From Turtle Tower in Hanoi ...
to Turtle Tower Restaurant in San Francisco ...

"On a bustling alley corner in the Tenderloin, Turtle Tower is easily missed – unless you happen to know its chef and owner Steven Nghia Pham, who appears to know everybody walking past. The best way to describe Steven's take on pho is fresh. He buys produce from farmers' markets down the street, free-range chickens, insists the beef be hand sliced and buys noodles made fresh that day. The noodles in your bowl were probably made a mere three hours before you take the first bite.
It takes a confident chef to name his restaurant after Hanoi's famous landmark Thap Rua, or Turtle Tower. Steven says he wanted his customers to know where his restaurant stands among the many pho shops of San Francisco-and his instincts were right.

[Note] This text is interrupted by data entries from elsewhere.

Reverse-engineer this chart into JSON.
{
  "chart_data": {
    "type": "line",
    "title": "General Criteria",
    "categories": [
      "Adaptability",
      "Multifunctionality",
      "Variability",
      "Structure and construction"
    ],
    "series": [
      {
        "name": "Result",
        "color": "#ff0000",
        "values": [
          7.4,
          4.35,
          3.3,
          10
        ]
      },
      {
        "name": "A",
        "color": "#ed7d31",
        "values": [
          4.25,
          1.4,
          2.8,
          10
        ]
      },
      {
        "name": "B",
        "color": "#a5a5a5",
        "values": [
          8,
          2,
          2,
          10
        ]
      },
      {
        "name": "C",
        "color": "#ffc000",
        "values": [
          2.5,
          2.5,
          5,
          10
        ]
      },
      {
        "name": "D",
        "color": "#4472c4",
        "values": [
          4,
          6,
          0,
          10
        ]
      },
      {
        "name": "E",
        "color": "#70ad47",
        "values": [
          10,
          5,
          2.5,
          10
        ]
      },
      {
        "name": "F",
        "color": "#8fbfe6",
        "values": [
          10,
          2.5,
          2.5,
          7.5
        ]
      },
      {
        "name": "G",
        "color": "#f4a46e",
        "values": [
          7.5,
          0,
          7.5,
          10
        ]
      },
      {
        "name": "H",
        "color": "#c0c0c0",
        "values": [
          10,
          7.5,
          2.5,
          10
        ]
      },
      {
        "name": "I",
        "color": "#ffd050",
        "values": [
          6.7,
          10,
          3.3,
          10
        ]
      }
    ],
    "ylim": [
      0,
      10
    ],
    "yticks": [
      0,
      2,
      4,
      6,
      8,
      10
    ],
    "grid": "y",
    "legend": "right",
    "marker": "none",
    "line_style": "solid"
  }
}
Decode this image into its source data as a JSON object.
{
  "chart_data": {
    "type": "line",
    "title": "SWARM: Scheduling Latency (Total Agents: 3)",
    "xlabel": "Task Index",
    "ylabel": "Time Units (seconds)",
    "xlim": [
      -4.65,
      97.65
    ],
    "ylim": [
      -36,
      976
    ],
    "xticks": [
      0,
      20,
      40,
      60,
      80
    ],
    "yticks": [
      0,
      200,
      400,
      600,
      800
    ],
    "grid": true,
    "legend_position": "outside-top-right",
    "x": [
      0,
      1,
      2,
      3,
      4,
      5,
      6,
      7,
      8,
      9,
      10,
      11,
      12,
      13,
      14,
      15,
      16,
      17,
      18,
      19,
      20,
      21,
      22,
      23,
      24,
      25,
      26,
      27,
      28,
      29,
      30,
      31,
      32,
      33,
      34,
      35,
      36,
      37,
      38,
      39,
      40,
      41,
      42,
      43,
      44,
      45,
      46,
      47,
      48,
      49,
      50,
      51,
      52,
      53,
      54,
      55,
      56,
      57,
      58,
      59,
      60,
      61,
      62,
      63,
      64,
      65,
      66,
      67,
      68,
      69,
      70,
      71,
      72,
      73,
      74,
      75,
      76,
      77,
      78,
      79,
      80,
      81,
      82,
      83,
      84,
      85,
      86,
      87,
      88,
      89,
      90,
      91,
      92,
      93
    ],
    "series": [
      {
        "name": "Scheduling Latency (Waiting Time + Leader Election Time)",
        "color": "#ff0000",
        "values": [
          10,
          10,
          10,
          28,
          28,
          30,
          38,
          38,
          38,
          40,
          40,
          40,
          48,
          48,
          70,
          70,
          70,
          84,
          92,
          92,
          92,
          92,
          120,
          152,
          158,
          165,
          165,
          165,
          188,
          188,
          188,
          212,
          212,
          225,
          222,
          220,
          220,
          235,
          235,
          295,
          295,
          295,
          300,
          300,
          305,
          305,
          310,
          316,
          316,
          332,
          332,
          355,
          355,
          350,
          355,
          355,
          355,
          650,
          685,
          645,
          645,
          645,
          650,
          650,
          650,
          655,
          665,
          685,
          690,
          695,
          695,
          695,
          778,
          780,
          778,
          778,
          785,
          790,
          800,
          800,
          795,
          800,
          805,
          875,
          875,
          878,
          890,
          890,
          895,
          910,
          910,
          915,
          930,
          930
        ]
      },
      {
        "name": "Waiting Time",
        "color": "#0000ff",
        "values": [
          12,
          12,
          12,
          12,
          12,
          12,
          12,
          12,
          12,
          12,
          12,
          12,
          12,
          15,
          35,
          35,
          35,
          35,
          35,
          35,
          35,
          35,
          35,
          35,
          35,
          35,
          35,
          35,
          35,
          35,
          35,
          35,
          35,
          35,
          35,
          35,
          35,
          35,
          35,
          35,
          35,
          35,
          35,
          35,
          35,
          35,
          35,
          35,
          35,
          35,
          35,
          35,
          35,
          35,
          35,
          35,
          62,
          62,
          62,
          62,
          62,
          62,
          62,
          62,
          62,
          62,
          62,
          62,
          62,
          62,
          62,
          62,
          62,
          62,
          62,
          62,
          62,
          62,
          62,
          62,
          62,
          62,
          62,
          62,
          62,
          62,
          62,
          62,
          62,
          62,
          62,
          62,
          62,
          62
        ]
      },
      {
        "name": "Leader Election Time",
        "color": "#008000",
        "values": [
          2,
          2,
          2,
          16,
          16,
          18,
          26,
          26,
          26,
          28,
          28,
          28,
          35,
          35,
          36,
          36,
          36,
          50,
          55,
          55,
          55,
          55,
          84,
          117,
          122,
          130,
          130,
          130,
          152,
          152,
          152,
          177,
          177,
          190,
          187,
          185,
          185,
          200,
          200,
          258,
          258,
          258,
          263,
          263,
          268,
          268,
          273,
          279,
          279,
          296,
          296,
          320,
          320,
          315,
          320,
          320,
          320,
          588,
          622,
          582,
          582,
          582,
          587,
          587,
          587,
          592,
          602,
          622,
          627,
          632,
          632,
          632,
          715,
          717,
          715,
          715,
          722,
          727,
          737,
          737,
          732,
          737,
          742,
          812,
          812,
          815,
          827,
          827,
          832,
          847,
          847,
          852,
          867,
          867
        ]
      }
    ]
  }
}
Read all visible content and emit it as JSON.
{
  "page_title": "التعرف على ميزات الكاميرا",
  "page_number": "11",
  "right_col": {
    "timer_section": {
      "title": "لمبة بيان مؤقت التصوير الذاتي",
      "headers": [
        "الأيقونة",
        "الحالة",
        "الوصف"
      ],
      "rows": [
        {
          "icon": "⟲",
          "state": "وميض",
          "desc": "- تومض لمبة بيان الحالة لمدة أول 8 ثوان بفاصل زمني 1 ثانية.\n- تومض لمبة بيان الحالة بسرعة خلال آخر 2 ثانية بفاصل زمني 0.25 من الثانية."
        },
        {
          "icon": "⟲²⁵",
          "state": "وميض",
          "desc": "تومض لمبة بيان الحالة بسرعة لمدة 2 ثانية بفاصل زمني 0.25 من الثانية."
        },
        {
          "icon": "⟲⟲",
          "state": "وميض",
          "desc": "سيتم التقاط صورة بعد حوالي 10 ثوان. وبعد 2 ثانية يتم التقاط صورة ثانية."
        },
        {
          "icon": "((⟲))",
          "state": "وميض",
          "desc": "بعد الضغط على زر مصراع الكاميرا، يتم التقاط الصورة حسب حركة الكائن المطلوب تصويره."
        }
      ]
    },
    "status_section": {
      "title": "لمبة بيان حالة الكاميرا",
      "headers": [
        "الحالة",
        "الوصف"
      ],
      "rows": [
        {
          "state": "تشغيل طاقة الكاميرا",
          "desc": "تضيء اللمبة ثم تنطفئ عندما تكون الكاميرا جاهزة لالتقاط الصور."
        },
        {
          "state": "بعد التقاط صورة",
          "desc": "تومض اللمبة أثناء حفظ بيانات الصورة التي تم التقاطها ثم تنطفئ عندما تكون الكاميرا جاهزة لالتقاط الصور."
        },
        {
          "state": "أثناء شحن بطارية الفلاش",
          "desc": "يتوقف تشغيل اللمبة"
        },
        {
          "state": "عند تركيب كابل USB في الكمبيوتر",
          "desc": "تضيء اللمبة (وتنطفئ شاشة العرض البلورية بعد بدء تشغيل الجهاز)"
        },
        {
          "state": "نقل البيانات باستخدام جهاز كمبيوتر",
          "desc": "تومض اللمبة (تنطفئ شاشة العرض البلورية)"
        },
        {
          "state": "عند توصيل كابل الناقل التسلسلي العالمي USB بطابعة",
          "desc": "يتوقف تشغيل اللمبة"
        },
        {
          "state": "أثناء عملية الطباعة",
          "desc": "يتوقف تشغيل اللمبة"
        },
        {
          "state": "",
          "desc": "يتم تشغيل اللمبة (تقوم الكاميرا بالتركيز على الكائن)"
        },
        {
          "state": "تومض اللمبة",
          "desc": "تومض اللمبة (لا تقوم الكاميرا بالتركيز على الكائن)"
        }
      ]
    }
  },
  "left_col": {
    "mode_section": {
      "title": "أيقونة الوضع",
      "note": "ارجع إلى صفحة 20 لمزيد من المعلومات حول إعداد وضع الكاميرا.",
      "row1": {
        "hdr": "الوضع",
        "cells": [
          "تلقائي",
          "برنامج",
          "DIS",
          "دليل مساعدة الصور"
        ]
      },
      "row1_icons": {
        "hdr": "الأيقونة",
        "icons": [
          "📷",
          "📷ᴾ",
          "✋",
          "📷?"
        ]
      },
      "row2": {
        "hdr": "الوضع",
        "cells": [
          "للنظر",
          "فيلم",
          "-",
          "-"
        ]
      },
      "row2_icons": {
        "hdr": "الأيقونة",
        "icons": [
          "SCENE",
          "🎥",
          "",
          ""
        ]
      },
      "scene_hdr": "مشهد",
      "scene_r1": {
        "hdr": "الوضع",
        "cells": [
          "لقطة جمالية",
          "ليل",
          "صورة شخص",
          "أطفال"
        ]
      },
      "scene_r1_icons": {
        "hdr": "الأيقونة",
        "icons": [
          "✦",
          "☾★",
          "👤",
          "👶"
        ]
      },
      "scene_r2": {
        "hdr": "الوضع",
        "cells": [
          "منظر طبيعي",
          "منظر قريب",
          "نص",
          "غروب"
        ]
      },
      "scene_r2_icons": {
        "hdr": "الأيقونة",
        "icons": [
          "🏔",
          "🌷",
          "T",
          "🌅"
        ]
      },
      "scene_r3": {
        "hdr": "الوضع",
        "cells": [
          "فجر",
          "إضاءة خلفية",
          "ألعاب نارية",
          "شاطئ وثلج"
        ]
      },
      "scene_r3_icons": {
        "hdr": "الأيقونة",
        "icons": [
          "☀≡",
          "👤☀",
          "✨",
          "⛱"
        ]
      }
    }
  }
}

Turtle Tower's specialty is its broths. Strictly northern-style, the soup comes with no side garnishes or bean sprouts, common accompaniments of Southern and Americanized pho. Steven developed his recipes from the food his mother cooked for him and his siblings, not the recipes his grandfather culled as a gourmet French cuisine chef in Hanoi. The Nghia family has been in the restaurant business since his grandfather opened up a French restaurant in the 1940s, and his brother still runs the family restaurant today where their specialty is the traditional soup and rice dishes that Steven thought would sell in San Francisco when he opened Turtle Tower in 2000.
Turtle Tower's gift to the wide world of pho is in the range of flavors in his broths; no two pho are alike. For a deep, smoky soup, the Pho Tai Lan, stir-fried beef noodle soup, is full of crispy vegetables and beef. The broth of Pho tai nam, rare and well-done beef soup, is gingery with citrus overtones. Pho ga, chicken noodle soup, is light and simple with all sorts of chicken goodies to munch. My lunch buddy and I each got a soup and then split the imperial rolls with vermicelli. This dish is great finger food: wrap noodles and a roll (chock full of mushrooms, carrots, noodles, and crab meat) in a cocoon of lettuce then dip in a vinegar fish sauce.
Space is at a premium; you and your lunch buddy may be seated right next to businessmen slurping pho over the newspaper, so while this may not be the place for a romantic rendezvous, it's great for a quick, cheap, and scrumptious lunch."